Is there any documentation for tiling 3DGS (.ply) files?

Hi,

I haven’t had much success with tiling 3DGS .ply files.

Is there any documentation about the structure a .ply file needs to follow to be successfully tiled?

Thanks in advance.

I think that there is no “official” documentation for that - at least, not on this low technical level. One problem is that the concept of “splat PLY files” is underspecified. The PLY format itself is specified clearly. But a PLY file can literally contain anything.

However, there is a “de-facto” standard of what constitutes a “splat PLY file”. This happened “by chance”, derived from some research paper that made splats popular. Most of the common splat-generation tools do export splats in PLY files with this format. And this format should have a header like this one:

ply
format binary_little_endian 1.0
element vertex 9
property float x
property float y
property float z
property float opacity
property float scale_0
property float scale_1
property float scale_2
property float rot_0
property float rot_1
property float rot_2
property float rot_3
property float f_dc_0
property float f_dc_1
property float f_dc_2
property float f_rest_0
property float f_rest_1
property float f_rest_2
property float f_rest_3
property float f_rest_4
property float f_rest_5
property float f_rest_6
property float f_rest_7
property float f_rest_8
property float f_rest_9
property float f_rest_10
property float f_rest_11
property float f_rest_12
property float f_rest_13
property float f_rest_14
property float f_rest_15
property float f_rest_16
property float f_rest_17
property float f_rest_18
property float f_rest_19
property float f_rest_20
property float f_rest_21
property float f_rest_22
property float f_rest_23
property float f_rest_24
property float f_rest_25
property float f_rest_26
property float f_rest_27
property float f_rest_28
property float f_rest_29
property float f_rest_30
property float f_rest_31
property float f_rest_32
property float f_rest_33
property float f_rest_34
property float f_rest_35
property float f_rest_36
property float f_rest_37
property float f_rest_38
property float f_rest_39
property float f_rest_40
property float f_rest_41
property float f_rest_42
property float f_rest_43
property float f_rest_44
end_header

(The order of the properties does not matter. The f_rest_<n> properties are optional)
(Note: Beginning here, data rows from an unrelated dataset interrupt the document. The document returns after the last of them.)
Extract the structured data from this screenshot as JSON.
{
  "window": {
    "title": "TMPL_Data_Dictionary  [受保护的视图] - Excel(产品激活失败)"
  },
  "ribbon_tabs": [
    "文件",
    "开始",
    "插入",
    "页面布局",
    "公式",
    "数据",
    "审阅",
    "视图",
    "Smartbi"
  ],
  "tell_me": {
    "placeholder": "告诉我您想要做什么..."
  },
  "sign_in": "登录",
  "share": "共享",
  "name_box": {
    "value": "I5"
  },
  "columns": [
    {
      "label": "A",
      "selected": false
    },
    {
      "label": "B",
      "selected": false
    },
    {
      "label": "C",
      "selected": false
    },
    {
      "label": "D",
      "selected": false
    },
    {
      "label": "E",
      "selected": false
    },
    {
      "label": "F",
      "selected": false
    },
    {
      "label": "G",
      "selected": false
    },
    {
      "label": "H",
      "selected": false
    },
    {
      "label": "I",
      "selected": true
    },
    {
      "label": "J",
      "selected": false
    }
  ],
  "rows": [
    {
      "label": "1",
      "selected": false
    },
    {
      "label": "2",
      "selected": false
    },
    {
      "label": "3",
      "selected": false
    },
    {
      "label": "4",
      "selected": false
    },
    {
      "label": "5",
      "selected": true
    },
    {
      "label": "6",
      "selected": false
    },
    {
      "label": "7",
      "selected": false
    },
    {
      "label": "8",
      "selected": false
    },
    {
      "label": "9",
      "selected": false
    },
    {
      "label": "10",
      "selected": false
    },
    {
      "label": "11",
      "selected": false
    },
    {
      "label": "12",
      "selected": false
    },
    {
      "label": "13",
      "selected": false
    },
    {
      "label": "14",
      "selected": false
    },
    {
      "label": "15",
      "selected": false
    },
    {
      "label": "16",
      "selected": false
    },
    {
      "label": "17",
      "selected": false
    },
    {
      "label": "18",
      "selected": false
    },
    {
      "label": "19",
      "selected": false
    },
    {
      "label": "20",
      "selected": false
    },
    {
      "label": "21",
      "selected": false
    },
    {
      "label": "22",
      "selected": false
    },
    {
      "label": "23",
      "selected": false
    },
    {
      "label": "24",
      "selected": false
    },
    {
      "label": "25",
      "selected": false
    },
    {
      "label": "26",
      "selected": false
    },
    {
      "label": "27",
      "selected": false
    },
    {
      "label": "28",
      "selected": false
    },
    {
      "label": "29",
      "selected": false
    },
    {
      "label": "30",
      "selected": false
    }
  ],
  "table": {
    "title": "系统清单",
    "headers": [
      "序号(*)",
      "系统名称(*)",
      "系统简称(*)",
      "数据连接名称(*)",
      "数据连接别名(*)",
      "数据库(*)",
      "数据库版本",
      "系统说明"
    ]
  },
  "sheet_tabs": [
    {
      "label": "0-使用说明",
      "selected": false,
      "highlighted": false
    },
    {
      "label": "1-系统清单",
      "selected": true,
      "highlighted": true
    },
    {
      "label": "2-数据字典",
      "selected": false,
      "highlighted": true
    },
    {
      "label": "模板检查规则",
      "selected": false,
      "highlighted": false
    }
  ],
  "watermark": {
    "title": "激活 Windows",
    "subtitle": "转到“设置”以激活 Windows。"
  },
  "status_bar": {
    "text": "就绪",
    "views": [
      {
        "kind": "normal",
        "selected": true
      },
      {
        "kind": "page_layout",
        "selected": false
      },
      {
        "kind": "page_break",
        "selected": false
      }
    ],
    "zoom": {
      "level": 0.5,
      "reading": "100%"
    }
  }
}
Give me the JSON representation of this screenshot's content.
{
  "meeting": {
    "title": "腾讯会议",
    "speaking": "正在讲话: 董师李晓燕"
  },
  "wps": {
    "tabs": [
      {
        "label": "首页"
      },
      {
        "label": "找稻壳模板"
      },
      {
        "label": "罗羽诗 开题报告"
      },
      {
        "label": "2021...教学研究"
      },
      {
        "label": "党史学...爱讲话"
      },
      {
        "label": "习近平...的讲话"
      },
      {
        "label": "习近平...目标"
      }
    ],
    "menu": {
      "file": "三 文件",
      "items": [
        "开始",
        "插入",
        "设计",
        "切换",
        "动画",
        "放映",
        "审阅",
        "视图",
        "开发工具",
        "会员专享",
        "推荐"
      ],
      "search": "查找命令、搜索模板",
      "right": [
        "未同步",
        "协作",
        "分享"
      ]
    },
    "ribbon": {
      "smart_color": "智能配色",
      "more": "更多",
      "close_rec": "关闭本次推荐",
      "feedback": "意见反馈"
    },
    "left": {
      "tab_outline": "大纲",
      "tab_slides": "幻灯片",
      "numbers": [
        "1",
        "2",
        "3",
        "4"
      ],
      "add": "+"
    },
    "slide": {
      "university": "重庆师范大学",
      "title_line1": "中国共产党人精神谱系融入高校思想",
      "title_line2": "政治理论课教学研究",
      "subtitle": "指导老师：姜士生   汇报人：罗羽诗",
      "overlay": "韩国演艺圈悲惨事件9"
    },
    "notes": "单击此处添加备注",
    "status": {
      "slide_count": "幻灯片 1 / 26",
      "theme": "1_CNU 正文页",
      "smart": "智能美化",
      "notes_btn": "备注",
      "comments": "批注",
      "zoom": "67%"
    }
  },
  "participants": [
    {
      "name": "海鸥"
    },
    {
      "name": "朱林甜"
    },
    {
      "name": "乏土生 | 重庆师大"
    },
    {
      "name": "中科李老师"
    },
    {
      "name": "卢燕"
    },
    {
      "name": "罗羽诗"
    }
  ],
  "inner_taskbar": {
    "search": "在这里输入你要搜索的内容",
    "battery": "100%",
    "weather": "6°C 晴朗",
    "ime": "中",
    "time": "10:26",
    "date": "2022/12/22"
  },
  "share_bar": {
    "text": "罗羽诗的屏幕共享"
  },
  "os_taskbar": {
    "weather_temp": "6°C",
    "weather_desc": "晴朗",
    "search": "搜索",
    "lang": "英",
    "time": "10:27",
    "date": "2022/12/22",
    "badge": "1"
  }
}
If you encounter any issues when tiling such a PLY file, then it could be good to describe the error more specifically, if possible. I know, it won’t tell you more than “Something went wrong”, unfortunately. So maybe when you post the ‘asset ID’ of the asset where the tiling processed failed, someone can have a closer look.

Thanks @Marco13 :slight_smile: that’s really useful.

Do you also know if there will be native support for .spz files within Ion?

Support for SPZ files as the input for the tiling could be fairly easy. But there actually are good reasons to not offer this: SPZ is a (lossy) compressed format. And it has some limitations for its use as a “general format for splats”.

For example, it will quantize the positions of the splats, to 12 bits by default. This means that it cannot represent “large value ranges”. I stumbled over this, with some details summarized in Question about position encoding · Issue #52 · nianticlabs/spz · GitHub . On top of that, the other compression approaches in SPZ (like quantization for spherical harmonics) will cause small errors. And when the input data already has small errors, and is passed through the tiling pipeline, and then written as SPZ, this will “accumulate” additional errors, meaning that this may cause some rendering artifacts or low(er) visual quality in the final output.

In general, the input for any processing pipeline should preferably be an uncompressed (or losslessly compressed) format. (We might think about the option to upload ZIPped PLY files, for example, just to save on transmission size…)

An aside: Cesium ion is currently writing glTF assets with SPZ-compressed splat data by default. And this makes sense: It is in a form that is intended for “last-mile” delivery, and should therefore be in a compact representation. Limitations of SPZ - like the limited value range for the positions - are not so critical when the data is divided into smaller tiles.

However, sooner or later someone will upload a “large” model (i.e. with a large spatial extent), and the position limitations will kick in. I already opened an issue for that. People can call this “pessimism” or “foresight”, but right now, I’m just waiting for that issue to become “active”, so to speak.